By Rachel Alembakis
MELBOURNE — A new regulation forcing superannuation fund trustees to become licensed and comply with stringent and costly prudential standards is opening a new line of business for fund providers.
Most plan sponsors chose to forgo the licensing process and outsource their funds to master trusts, fund managers and consultants.
But some industry observers suggest there is an inherent potential conflict of interest for trustees appointed in outsourcing arrangements in that they are the legal fiduciaries for a superannuation fund and charged with negotiating deals in the fund members' best interests, but also employees of an organization seeking to improve profit. Service providers readily admit they grapple with these issues, but stress that transparency, disclosure and members' interests do come first.
In 2004, the Sydney-based Australian Prudential Regulation Authority, which regulates the superannuation industry, began a two-year process to institute the Registrable Superannuation Entity license. All superannuation funds that have more than five members must have obtained this license by June 30, 2006.
The RSE license has four main categories of requirements: that the trustee is qualified to do the job; that the fund has adequate resources; that agreements with external providers such as investment managers and consultants are made in the interest of members; and that a risk-management plan is created. Superannuation funds could forgo the licensing, but had to prove to the APRA that they made adequate outsourcing arrangements by June 30.
When the licensing process started, there were 1,200 trustees operating around 9,000 funds, according to the APRA. By the end of June, 307 licenses were granted, meaning more than 75% of fund trustees decided to completely outsource their fund, from the trustee's fiduciary responsibility to investment management to administration.
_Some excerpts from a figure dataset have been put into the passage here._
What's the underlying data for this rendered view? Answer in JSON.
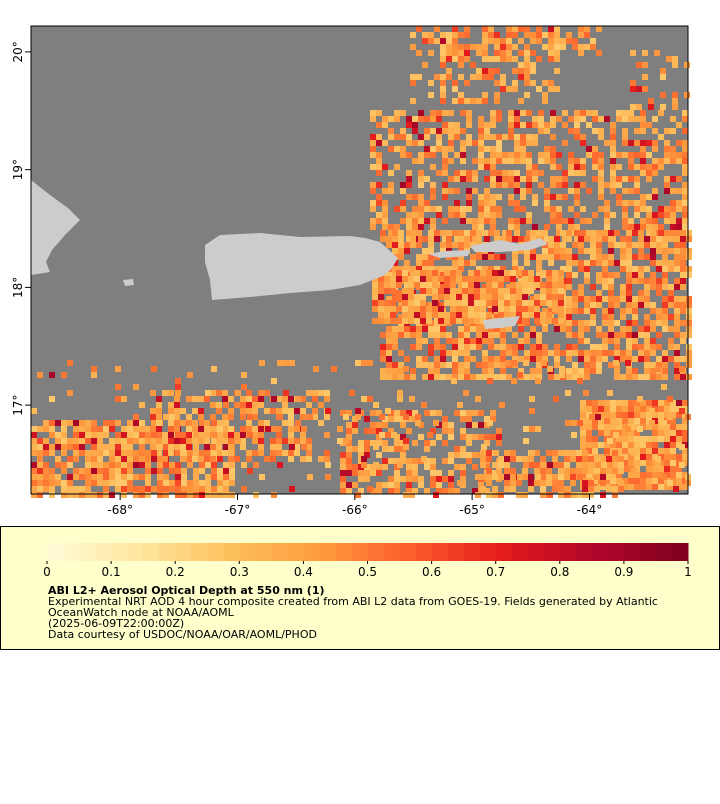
{
  "map": {
    "xlim": [
      -68.76,
      -63.16
    ],
    "ylim": [
      16.245,
      20.22
    ],
    "xticks": [
      {
        "value": -68,
        "label": "-68°"
      },
      {
        "value": -67,
        "label": "-67°"
      },
      {
        "value": -66,
        "label": "-66°"
      },
      {
        "value": -65,
        "label": "-65°"
      },
      {
        "value": -64,
        "label": "-64°"
      }
    ],
    "yticks": [
      {
        "value": 17,
        "label": "17°"
      },
      {
        "value": 18,
        "label": "18°"
      },
      {
        "value": 19,
        "label": "19°"
      },
      {
        "value": 20,
        "label": "20°"
      }
    ]
  },
  "colorbar": {
    "ticks": [
      0,
      {
        "value": 0.1,
        "label": "0.1"
      },
      {
        "value": 0.2,
        "label": "0.2"
      },
      {
        "value": 0.3,
        "label": "0.3"
      },
      {
        "value": 0.4,
        "label": "0.4"
      },
      {
        "value": 0.5,
        "label": "0.5"
      },
      {
        "value": 0.6,
        "label": "0.6"
      },
      {
        "value": 0.7,
        "label": "0.7"
      },
      {
        "value": 0.8,
        "label": "0.8"
      },
      {
        "value": 0.9,
        "label": "0.9"
      },
      1
    ],
    "colors": [
      "#fffcd8",
      "#ffe7a0",
      "#fdbf5c",
      "#fd9a3e",
      "#fc5a2b",
      "#e31a1c",
      "#b0062a",
      "#7f0020"
    ]
  },
  "caption": {
    "title": "ABI L2+ Aerosol Optical Depth at 550 nm (1)",
    "lines": [
      "Experimental NRT AOD 4 hour composite created from ABI L2 data from GOES-19. Fields generated by Atlantic",
      "OceanWatch node at NOAA/AOML",
      "(2025-06-09T22:00:00Z)",
      "Data courtesy of USDOC/NOAA/OAR/AOML/PHOD"
    ]
  }
}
The licensing process was time-consuming: Superannuation fund trustees must have had their license applications accepted and thoroughly vetted by APRA before the license was granted, and APRA officials stated that not one application was without errors on the first submission. It also was costly. For example, superannuation funds that are permitted to offer products to the public, the application fee was A$20,000 (US$15,320).
"The legislation and complexity of superannuation funs have grown," said Russell Mason, worldwide partner at Mercer Human Resource Consulting Pty. Ltd. in Sydney. "It's the costs of compliance and regulation that have been the trigger to force companies to say the costs are disproportionate."